I also like diigo because it allows me to read and comment critically on research articles and websites.  Psychology has been under fire recently for some methodological sloppiness (well-deserved, I might add) and I think that, for students, having a professor comment on readings in a personal way will be very enlightening and engaging.  diigo felt oddly comfortable and casual–conversational–and I think that it will help me to establish the kind of relationships with students that I feel are critical to teaching.  These relationships are the things that I feared most losing in transition to online teaching.  I am intrigued by diigo’s potential for providing a channel for interspersonal connection.

Module 2-Duke: Steep learning curve. Hard climb.

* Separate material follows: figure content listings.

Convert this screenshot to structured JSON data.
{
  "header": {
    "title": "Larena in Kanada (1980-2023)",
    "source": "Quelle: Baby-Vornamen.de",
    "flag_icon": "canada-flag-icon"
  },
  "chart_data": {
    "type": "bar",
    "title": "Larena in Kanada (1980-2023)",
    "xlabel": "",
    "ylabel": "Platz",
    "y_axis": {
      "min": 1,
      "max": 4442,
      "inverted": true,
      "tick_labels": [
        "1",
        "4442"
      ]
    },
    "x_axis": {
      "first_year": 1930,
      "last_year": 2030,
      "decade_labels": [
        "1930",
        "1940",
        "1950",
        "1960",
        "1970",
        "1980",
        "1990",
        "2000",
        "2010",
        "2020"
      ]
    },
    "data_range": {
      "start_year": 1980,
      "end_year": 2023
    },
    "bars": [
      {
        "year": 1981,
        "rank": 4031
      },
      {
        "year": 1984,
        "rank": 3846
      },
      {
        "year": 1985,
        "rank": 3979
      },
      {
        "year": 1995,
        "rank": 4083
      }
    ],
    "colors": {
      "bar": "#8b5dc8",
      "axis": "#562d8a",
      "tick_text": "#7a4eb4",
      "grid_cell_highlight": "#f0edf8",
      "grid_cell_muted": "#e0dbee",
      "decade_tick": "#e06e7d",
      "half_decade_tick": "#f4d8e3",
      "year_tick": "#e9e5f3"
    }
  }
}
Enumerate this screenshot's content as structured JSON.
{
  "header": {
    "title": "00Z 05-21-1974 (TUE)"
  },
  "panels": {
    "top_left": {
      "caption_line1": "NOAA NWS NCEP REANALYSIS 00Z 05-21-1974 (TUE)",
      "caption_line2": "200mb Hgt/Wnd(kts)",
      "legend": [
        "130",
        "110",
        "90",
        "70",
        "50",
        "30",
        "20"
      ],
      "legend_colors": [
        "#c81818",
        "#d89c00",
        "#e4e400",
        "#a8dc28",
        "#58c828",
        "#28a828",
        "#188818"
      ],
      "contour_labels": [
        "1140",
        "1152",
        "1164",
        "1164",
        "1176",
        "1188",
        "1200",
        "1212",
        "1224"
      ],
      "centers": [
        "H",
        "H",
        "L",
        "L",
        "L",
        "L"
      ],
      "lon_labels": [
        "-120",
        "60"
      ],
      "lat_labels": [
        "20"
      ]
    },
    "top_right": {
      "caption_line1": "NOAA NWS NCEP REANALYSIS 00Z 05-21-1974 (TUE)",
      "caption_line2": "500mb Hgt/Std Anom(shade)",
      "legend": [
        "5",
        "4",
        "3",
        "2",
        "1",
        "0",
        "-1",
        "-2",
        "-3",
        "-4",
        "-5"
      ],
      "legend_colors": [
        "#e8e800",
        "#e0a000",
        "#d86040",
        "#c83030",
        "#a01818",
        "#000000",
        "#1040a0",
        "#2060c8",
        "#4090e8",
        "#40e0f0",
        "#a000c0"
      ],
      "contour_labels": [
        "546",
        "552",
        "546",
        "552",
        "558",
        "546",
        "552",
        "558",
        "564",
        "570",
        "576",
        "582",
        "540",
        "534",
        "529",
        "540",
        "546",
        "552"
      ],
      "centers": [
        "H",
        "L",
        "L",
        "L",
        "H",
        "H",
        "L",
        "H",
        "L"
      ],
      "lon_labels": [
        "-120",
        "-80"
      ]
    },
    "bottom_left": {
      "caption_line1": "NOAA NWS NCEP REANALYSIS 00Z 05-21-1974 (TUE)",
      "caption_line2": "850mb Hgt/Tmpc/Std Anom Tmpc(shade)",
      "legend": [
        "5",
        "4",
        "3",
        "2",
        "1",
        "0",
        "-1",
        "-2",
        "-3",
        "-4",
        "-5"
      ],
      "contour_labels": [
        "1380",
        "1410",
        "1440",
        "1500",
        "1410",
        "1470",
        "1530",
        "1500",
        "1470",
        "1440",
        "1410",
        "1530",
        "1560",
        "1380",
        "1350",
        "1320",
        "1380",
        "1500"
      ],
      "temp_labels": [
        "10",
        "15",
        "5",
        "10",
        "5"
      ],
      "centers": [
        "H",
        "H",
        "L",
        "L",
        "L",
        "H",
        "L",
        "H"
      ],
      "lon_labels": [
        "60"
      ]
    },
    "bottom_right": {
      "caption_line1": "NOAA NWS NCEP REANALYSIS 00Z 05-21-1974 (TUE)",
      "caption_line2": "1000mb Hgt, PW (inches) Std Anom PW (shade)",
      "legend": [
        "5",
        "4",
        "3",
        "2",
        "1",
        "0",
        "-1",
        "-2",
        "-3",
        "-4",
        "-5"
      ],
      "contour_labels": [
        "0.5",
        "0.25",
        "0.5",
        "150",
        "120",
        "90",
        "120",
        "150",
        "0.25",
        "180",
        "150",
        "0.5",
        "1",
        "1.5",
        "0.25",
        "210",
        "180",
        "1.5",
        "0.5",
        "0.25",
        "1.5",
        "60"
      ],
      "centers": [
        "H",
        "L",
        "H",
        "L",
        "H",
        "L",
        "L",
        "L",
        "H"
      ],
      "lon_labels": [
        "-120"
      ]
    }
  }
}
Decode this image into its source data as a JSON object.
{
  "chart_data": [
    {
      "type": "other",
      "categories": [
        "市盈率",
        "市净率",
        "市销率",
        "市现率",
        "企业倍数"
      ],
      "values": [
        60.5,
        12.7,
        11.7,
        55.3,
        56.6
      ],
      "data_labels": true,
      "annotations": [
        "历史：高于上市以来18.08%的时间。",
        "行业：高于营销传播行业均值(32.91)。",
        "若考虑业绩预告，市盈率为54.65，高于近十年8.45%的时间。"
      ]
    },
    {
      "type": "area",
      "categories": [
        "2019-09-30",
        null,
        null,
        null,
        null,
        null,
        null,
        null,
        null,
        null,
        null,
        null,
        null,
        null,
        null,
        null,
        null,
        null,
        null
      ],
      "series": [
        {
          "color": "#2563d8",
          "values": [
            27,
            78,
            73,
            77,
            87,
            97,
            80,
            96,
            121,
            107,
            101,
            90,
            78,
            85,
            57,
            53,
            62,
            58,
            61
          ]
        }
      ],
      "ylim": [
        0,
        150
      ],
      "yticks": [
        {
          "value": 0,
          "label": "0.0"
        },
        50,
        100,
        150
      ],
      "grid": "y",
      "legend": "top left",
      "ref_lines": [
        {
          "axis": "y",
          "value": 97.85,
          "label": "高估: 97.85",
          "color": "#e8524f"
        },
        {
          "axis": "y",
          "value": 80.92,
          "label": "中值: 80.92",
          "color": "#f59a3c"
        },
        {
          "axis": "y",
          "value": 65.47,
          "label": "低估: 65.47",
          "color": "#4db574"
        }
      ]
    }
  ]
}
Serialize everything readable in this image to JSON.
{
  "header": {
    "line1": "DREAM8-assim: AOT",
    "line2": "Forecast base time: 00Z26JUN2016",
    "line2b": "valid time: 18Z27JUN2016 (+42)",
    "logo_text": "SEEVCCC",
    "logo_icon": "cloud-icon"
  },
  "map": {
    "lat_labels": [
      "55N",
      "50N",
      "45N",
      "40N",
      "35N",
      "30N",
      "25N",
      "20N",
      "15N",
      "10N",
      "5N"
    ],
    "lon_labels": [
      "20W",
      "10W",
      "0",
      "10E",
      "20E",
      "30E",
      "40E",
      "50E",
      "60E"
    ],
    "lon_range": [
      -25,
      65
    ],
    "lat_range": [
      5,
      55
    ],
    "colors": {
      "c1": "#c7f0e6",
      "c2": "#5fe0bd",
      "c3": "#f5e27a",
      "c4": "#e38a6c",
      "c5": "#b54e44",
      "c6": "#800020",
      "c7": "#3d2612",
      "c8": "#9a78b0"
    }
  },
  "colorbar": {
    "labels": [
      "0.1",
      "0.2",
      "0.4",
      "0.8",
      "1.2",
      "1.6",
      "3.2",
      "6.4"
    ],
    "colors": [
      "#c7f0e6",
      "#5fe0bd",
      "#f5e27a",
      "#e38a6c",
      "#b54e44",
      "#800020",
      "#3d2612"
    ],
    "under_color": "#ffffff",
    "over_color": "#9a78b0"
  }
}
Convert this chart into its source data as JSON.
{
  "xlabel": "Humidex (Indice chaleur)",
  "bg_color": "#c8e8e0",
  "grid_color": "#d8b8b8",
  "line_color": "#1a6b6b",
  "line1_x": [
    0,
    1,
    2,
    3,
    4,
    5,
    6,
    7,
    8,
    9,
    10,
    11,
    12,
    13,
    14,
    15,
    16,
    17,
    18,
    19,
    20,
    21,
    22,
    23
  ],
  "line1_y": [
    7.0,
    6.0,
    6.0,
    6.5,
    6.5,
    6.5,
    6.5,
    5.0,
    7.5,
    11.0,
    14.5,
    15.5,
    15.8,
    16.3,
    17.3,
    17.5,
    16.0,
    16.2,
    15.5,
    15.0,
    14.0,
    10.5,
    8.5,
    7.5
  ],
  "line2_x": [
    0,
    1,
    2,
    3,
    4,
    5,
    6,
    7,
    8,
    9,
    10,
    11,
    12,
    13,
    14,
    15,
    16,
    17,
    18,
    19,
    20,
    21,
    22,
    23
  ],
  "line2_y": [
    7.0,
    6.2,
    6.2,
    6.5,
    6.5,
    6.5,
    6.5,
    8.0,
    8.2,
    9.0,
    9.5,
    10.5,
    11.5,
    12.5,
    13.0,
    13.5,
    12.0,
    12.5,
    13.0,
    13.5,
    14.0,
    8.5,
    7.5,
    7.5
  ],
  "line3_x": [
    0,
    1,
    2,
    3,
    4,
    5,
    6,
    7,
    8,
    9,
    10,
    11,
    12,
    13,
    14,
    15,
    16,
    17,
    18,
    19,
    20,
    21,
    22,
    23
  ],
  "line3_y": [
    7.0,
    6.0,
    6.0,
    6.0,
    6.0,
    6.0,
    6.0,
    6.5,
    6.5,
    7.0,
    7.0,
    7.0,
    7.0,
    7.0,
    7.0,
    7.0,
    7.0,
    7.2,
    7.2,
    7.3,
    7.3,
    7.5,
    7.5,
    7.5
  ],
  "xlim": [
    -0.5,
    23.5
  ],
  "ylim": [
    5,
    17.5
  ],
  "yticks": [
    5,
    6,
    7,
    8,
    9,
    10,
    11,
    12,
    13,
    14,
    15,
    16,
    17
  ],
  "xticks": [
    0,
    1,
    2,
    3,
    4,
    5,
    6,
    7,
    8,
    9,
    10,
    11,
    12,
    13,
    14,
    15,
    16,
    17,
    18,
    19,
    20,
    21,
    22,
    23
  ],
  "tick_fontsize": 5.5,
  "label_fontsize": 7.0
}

Rewards along the way.

Last week in our synchronous session we talked about a steep learning curve.  I feel like I’m on it.  Steep means that we can move upwards rapidly, but the climb is also harder.  Every time something new appears, I get a bit tense, but I find that if I read or listen a few times, a light bulb goes on and I can feel a palpable flash of understanding.  This is very rewarding (excellent behaviorist strategy, Leah!).  I can see how this class not only can provide conceptual knowledge but experiential knowledge.  I feel as if I’m flipping back and forth between student and teacher (much more on student side now!!), but I am also beginning to see how I can embed my course topic–abnormal psychology–into the VoiceThread and Scholarblog technologies.  Sometimes (after those flashes of insight) I am having fun and that’s good.